Desjardins is owned by its members and backed by the Church in Quebec, and its branches have become almost as prolific in Quebec as churches. It offers the full range of individual and business financial services, helping individuals to manage their future and helping small businesses to grow into larger ones. It makes a profit, which is shared by members across the credit unions.

In the UK, the challenge remains how to take credit unions to scale. Part of the Desjardins model is being considered in the UK under the credit union modernisation project that the Department for Work and Pensions has funded. What has not yet been created is a similar front-facing offer—a common brand with an extensive common marketing offer and agreement on common products. Co-operatives are often fiercely independent, but I wonder whether it is time for an attempt to be made to bring credit unions together, at least on a regional basis, to fund for a number of years the common front-facing offer that is needed. Clearly, flexibility would be needed so that individual credit unions did not lose their identity or power. Why could not the Mayor of London, perhaps working with the Church of England, consider such an operation to help London’s credit unions grow in membership and number?
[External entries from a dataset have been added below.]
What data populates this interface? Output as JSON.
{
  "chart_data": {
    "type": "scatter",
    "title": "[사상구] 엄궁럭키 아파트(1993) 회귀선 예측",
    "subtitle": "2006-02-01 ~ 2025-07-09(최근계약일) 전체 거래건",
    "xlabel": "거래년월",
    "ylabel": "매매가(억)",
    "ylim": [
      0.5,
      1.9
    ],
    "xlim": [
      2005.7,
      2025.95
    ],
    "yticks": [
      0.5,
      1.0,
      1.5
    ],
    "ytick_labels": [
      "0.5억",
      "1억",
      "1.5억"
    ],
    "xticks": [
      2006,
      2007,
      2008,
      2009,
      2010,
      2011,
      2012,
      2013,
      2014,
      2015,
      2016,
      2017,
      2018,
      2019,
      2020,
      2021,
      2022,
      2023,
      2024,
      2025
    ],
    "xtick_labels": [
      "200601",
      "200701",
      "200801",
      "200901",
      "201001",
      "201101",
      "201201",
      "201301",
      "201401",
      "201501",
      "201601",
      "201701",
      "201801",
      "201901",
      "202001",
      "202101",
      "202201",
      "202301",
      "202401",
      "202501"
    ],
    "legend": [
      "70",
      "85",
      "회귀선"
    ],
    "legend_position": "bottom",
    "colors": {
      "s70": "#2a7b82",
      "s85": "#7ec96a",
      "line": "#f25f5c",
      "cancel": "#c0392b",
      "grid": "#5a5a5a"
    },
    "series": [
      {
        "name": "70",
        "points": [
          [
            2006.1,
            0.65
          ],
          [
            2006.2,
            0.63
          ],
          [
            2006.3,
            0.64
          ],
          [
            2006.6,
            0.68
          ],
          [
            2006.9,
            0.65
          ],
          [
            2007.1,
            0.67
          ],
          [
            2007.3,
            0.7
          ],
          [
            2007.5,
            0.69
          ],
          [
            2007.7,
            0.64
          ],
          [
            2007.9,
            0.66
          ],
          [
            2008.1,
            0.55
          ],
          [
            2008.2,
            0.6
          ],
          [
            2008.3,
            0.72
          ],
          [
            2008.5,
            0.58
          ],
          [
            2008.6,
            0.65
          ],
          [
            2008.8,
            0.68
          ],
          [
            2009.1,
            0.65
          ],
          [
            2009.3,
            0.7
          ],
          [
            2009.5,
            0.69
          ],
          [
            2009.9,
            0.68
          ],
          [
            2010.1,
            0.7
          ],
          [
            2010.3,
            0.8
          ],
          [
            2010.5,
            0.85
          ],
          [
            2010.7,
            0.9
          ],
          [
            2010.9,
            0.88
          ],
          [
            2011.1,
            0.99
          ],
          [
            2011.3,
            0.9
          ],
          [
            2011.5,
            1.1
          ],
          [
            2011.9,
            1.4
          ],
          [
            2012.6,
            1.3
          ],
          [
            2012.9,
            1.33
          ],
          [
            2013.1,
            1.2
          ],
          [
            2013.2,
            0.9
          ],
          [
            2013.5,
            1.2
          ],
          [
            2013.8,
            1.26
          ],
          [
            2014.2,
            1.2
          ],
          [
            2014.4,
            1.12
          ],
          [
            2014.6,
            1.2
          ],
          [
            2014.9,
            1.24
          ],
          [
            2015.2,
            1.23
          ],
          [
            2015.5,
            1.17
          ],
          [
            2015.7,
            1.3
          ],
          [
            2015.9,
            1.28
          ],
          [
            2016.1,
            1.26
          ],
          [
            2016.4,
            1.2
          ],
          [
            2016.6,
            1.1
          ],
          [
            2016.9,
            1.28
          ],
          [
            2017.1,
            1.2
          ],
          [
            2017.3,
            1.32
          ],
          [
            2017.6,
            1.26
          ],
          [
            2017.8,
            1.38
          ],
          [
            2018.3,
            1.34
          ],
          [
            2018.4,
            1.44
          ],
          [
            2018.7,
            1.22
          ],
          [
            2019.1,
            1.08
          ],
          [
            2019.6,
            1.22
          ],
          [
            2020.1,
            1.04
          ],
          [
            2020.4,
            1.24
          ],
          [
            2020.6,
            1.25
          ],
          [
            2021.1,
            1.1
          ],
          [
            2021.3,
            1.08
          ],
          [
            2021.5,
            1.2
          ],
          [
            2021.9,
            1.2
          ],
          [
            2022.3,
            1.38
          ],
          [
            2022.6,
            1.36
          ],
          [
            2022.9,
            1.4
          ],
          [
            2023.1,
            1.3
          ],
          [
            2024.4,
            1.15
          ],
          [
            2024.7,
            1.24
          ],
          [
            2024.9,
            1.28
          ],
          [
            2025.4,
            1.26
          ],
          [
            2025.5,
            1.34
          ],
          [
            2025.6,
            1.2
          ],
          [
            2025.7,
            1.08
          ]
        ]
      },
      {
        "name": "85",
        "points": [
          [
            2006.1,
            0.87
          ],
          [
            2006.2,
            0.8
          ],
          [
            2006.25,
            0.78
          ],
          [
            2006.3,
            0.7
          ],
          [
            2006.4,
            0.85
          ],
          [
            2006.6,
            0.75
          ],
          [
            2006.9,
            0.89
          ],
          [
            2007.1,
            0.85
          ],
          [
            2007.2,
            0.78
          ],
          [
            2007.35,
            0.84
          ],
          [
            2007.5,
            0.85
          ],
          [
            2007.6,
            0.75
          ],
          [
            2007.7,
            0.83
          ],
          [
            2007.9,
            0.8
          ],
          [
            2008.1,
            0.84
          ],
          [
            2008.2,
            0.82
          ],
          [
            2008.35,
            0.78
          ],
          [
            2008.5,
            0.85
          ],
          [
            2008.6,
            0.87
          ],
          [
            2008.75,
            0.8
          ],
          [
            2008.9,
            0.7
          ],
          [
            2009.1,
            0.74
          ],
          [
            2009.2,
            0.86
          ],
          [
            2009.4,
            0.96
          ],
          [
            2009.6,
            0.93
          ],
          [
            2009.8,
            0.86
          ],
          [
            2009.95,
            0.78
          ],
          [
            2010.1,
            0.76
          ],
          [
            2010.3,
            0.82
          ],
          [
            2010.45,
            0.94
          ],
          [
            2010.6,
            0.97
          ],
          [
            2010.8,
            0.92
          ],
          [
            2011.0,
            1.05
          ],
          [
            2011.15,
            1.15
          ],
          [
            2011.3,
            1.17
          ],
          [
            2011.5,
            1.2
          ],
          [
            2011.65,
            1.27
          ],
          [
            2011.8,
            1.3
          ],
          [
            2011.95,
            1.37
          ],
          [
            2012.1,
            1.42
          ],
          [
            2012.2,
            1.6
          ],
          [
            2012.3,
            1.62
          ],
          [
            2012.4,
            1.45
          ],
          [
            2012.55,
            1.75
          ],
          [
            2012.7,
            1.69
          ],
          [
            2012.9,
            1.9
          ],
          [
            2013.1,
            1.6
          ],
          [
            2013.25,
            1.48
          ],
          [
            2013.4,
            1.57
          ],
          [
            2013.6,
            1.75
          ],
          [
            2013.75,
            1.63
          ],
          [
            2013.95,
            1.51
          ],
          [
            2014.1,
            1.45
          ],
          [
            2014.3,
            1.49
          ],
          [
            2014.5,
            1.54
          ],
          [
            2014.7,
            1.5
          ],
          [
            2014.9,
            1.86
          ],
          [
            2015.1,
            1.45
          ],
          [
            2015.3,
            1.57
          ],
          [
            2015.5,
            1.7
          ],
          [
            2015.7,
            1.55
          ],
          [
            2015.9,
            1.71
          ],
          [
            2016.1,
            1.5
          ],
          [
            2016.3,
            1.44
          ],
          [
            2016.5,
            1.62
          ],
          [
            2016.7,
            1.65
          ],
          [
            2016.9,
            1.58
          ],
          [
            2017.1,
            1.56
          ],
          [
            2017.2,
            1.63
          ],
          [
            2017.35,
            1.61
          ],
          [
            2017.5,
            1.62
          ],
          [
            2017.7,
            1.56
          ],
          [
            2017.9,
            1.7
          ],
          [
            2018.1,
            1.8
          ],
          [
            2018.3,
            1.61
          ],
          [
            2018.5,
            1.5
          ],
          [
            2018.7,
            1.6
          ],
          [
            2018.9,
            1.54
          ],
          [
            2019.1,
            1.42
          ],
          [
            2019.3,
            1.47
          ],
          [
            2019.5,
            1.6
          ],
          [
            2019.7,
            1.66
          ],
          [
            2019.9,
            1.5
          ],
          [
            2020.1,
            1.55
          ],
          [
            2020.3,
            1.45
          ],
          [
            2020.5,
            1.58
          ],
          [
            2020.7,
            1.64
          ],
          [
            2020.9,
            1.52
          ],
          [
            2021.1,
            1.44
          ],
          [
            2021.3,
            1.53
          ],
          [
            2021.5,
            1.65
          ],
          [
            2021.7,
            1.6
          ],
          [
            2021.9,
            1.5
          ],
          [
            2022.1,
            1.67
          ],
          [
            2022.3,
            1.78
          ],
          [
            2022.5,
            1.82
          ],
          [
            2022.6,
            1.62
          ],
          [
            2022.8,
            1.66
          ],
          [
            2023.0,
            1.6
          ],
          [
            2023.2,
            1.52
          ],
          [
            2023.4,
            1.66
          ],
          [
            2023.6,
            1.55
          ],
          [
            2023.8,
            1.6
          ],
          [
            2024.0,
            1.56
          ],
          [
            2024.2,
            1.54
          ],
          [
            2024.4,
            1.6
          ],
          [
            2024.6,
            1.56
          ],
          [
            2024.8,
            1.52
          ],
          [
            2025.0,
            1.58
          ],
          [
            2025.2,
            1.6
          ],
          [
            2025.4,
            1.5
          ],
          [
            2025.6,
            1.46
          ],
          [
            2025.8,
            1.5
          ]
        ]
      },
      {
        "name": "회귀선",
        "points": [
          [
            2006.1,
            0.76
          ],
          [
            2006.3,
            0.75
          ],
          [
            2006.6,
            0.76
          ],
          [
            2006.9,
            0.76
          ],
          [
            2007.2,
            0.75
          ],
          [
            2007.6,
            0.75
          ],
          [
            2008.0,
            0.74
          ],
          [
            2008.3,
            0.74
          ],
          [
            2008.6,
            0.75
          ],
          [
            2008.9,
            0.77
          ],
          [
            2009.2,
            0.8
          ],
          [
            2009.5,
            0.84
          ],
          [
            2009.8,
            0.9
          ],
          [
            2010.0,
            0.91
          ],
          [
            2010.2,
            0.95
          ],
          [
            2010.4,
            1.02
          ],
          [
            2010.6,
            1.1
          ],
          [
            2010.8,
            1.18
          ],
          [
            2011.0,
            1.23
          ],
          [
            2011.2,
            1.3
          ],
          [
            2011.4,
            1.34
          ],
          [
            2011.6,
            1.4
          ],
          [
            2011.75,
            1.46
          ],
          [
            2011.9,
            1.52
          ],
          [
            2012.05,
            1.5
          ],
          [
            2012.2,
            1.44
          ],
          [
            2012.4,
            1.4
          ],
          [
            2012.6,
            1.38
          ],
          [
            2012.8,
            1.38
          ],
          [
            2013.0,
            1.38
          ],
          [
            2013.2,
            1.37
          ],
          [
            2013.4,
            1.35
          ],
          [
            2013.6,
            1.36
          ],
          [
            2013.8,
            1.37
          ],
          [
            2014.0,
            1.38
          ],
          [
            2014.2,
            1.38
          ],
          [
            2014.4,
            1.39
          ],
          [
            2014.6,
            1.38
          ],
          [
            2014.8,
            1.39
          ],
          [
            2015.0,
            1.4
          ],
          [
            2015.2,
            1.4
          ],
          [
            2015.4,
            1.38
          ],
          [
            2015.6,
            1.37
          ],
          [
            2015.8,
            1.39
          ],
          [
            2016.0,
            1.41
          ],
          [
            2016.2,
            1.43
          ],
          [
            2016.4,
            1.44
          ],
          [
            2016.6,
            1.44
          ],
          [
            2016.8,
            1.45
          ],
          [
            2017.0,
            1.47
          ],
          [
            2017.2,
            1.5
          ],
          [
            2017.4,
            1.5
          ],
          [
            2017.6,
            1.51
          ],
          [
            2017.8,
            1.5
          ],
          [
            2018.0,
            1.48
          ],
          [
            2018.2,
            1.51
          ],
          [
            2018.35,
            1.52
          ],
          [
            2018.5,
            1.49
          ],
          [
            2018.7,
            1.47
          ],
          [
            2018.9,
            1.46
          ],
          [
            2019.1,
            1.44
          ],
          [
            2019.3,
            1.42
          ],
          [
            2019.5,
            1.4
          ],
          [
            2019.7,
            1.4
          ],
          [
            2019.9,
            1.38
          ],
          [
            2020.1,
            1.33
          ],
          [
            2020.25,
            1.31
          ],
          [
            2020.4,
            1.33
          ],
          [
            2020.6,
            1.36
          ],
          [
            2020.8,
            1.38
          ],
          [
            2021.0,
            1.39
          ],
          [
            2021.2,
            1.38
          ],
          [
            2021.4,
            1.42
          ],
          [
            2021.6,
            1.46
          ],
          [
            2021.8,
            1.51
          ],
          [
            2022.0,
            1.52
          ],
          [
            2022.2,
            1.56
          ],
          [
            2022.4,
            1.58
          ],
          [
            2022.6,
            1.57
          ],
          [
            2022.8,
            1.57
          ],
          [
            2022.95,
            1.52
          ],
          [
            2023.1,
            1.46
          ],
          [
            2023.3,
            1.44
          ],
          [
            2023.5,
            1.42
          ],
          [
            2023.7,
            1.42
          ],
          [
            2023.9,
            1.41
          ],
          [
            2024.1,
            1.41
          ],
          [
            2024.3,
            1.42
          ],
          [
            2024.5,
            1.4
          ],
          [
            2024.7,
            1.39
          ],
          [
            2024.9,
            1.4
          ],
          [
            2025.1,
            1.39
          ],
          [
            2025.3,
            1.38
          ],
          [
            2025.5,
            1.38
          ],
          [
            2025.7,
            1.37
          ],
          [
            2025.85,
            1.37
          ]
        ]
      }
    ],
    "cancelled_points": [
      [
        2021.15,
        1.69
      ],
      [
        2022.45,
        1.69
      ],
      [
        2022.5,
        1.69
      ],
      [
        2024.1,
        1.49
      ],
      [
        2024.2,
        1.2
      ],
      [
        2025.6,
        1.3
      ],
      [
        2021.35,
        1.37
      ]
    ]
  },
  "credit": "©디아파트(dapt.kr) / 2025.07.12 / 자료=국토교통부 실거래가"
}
The last point that I want to raise is about London Welsh rugby club. I have recently written to Alex Chisholm, the chief executive of the Competition and Markets Authority, about the fact that London Welsh, newly promoted to the premiership this year, get just £1.5 million in subsidy whereas other premiership rugby clubs get more than £4 million. Inevitably, the premiership is a rigged market as a result, always making it harder for newly promoted clubs to compete with more established clubs on an equal basis.

Talks are in progress between London Welsh and Premiership Rugby, but I hope that Mr Chisholm from the CMA might be willing to use his good offices, following the letter that I have written to him, to which I hope the shadow Deputy Leader of the House might encourage a quick response, to encourage Premiership Rugby to see sense and sort out the huge imbalance in funding.